The way Dr. Lancaster, the psychologist, handled every situation with care and professionalism reminded me of my own psychologist and just how caring she is. It also reminded me that there are some great psychologists in the world who really do care for their patients. Anyway, Dr. Lancaster never stepped out of line and was always ever-present in the process of getting better for each camper.
This story also showed the lives of the other campers from Sam’s perspective. I thought these characters wouldn’t have shown much depth, and boy was I wrong. The author had such a talent in going deep with each character, even from a perspective that wasn’t there’s. We have Katie, a gymnast who’s the youngest of the group but with such a big heart and was always attentive to Sam’s needs. Omar, a performer who was the follower of the group and most of the time went into anxiety mode whenever Sam had her episodes. Jenna, a figure skater who could relate the most to Sam. Dominic, a football player who was kind of cocky but would try to make light out of every situation and lastly Zoe, a tennis player whom I consider to be the ignorant of the group seeing as she was so insensitive to everyone’s anxieties, but she was having a huge struggle with her family.

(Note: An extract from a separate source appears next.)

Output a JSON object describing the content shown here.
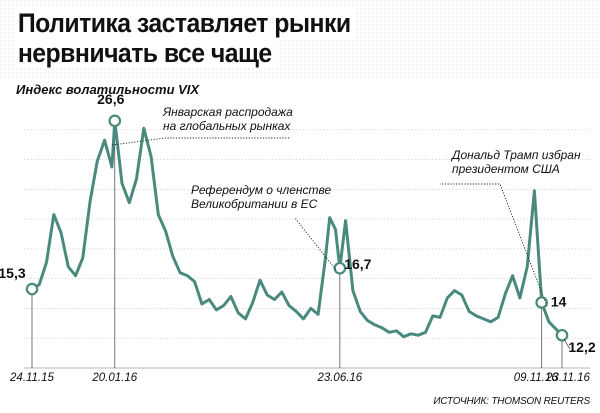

By the description, you would think this book is mostly about a ballet, and in a way it is because this revolves around Sam’s life, a ballet dancer, but this is so much more than that. It goes above and beyond the Anxiety Disorder and Panic Attacks—it digs deep into the character and brings out the ugly, but ultimately gets transformed into something beautiful that gives hope.
Overall, How It Feels to Fly is a delightful, overwhelming, and eye-opening story about accepting yourself just the way you are and it reminds the readers that while recovery isn’t easy, it can be achieved.